Toprak işleme, ekim, dikimle birlikte en eski ve en yaygın tarımsal girdidir. Toprak işlemeler ekim öncesi ve ekili arazide yapılanlar olmak üzere iki grupta toplanır. Ekim öncesi işlemeler sulu ve kuru tarım koşulları için birbirinden ayrılır. Toprak işlemenin hedefleri çeşitli koşullara göre değişmektedir. İşlemenin gereği, yarar ve zararları üzerinde ortam koşulları büyük etki yapar.

Toprak işleme çeşitli zararlara yol açabilir.

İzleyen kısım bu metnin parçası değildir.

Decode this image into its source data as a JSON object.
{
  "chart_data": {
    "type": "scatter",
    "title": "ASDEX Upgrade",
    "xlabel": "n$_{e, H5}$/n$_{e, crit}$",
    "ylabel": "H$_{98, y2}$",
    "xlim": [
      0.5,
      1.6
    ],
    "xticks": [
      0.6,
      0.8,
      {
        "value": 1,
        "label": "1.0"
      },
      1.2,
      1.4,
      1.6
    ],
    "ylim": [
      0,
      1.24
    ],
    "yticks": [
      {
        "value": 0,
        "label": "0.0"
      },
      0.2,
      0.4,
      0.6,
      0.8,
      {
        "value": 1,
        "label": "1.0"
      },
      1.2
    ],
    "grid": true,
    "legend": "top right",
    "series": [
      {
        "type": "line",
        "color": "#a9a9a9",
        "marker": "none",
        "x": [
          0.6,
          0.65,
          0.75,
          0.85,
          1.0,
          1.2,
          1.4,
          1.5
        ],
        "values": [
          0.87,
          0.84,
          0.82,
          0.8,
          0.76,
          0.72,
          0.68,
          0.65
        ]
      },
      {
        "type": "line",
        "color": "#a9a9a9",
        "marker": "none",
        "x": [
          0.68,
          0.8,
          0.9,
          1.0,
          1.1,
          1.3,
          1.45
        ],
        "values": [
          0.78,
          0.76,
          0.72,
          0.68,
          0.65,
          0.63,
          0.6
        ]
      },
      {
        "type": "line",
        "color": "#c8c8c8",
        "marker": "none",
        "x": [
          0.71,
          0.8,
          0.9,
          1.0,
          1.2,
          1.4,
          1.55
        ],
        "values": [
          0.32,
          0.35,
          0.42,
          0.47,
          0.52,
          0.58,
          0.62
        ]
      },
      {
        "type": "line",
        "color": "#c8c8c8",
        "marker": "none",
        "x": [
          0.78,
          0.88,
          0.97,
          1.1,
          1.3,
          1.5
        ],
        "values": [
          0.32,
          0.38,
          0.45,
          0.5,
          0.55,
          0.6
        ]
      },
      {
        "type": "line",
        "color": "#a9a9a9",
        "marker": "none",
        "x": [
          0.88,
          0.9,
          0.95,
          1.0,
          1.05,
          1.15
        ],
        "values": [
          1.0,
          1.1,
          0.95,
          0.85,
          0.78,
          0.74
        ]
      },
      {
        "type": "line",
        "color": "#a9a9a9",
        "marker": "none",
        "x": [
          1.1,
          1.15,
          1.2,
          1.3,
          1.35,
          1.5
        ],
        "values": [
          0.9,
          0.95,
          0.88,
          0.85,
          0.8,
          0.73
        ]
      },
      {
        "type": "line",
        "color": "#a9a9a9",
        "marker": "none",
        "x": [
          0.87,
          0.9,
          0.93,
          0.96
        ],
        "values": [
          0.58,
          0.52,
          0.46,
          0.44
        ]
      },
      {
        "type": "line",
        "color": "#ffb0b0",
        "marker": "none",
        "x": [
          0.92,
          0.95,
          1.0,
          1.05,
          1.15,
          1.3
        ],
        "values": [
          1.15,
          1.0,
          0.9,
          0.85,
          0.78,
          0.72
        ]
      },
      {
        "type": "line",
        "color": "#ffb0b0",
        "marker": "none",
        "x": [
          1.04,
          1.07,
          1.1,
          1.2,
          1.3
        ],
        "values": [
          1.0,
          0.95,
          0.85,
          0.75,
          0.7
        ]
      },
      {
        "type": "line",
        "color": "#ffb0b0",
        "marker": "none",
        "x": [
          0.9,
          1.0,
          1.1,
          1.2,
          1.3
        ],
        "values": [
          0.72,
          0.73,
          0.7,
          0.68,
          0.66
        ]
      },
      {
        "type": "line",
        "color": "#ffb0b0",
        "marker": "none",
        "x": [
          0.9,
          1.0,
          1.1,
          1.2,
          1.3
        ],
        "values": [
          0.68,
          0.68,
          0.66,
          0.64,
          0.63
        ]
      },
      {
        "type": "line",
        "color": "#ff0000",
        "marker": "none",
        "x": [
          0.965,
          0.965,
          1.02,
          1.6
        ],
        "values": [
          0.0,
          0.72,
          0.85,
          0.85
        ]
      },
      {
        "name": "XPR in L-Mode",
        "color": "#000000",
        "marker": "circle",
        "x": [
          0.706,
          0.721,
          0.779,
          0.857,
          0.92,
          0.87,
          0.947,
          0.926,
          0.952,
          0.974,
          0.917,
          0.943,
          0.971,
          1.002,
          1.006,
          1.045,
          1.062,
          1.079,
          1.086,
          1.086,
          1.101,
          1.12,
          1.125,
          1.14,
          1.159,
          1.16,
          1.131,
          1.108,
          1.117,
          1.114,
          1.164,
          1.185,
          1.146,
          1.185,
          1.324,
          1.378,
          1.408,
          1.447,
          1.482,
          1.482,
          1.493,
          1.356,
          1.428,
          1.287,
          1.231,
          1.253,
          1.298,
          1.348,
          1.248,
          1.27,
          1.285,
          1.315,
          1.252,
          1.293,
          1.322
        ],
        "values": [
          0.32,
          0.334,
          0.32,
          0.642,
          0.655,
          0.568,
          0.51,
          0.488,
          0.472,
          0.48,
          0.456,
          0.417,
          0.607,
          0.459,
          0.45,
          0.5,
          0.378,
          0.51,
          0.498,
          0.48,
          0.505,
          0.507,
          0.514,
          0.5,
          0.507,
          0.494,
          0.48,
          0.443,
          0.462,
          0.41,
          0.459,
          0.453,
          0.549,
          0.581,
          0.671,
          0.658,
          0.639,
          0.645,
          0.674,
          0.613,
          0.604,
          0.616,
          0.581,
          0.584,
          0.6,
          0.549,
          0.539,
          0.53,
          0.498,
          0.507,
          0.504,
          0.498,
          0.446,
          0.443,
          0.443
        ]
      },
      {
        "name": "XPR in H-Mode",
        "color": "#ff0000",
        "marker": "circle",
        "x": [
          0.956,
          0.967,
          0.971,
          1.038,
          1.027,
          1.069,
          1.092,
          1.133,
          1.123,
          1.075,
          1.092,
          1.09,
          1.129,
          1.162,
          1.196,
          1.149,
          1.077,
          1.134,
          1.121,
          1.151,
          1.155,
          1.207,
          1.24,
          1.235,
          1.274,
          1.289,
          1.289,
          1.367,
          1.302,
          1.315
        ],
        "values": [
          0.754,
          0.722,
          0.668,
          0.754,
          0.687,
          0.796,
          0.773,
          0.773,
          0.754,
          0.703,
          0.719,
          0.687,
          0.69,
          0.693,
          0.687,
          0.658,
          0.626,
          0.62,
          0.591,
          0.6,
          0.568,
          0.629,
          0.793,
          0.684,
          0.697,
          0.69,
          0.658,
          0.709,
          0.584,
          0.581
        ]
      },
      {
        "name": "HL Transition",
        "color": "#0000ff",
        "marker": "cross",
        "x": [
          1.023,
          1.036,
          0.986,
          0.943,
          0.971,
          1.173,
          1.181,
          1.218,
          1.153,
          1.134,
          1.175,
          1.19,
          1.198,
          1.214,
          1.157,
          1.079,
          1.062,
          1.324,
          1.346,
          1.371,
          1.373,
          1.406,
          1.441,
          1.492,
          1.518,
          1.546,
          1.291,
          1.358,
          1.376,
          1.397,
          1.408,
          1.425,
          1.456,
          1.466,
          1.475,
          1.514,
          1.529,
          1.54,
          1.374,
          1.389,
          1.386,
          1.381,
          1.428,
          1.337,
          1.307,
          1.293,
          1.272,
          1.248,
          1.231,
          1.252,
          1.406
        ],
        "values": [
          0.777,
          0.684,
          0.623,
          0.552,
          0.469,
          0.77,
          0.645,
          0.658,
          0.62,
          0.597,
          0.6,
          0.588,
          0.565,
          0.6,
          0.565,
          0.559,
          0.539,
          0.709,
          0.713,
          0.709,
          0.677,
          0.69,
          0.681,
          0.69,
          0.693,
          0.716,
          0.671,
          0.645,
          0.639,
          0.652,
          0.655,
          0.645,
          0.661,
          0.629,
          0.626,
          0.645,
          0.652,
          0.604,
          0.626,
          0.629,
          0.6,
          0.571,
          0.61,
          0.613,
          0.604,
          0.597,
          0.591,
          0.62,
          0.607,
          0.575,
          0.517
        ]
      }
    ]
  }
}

Bu zararlardan yaygın olanları ise;

  • Toprak yapısının zarar görmesi, toprağın fiziksel özelliklerinin gerilemesi,
  • Yüzeydeki bitki artıklarının toprağa gömülmesi ve toprağın kabartılıp gevşetilmesi sonucu erozyonun artması,
  • Alttaki nemli toprağın yüzeye çıkarılmasından kaynaklanan su kayıpları artışı,
  • Üstteki etkin mikrobiyel topluluğun derine gömülmesi sonucu işlevlerinde gerilemedir.

Toprak işleme araçları elle çalışan çapa, bel, tırmık vb hafif araçlar veya bir güçle çekilenler olmak üzere iki grupta toplanır. Bunlar işlevleri yönünden ele alındığında aşağıdaki gibi dört gruba ayrılır:

  1. Devirerek işleyen araçlar: Üst toprağı kabartıp pürüzlü duruma getirerek, havalanmayı ve suyun toprağa giriş oranını artırır. Soklu pulluk, Rus tipi pulluk, döner kulaklı pulluk gibi tüm pulluk türleri bu gruba girer.
  2. Karıştırarak işleyen araçlar: Taşlı, sığ, kumlu veya yüzeyinde yoğun bitki artığı bulunan topraklarda iyi sonuç verir. Diskli pulluk, diskli tırmık, tek sıra disk, keçi ayağı ve döner çapa (rotovatör) bu grubun temsilcileridir.
  3. Alttan yırtarak işleyen araçlar: Toprağı altüst etmeden, alttaki belirli bir derinlik boyunca kabartan ve otların köklerini kesen bir teknik olarak alttan yırtarak işleme, bitki artıklarını yüzeyde bırakır. Kazayağı, kırlangıçkuyruğu, otyolar, graham pulluğu, Anadolu sabanı ve kültivatör, toprağı alttan yırtarak işleyen araçlardır.
  4. Dikine yırtarak işleyen araçlar: Yabancı ot denetimi, tohum yatağı hazırlığı ve buharlaşmanın önlenmesi yönünden uygun olmamakla birlikte, özellikle alt toprakta pulluk tabanı adı verilen sıkışık katmanın giderilmesi veya derinlerdeki geçirimsiz bantların yok edilmesi için kullanılırlar. Bu grubun temsilcileri çizel ve dipkazandır.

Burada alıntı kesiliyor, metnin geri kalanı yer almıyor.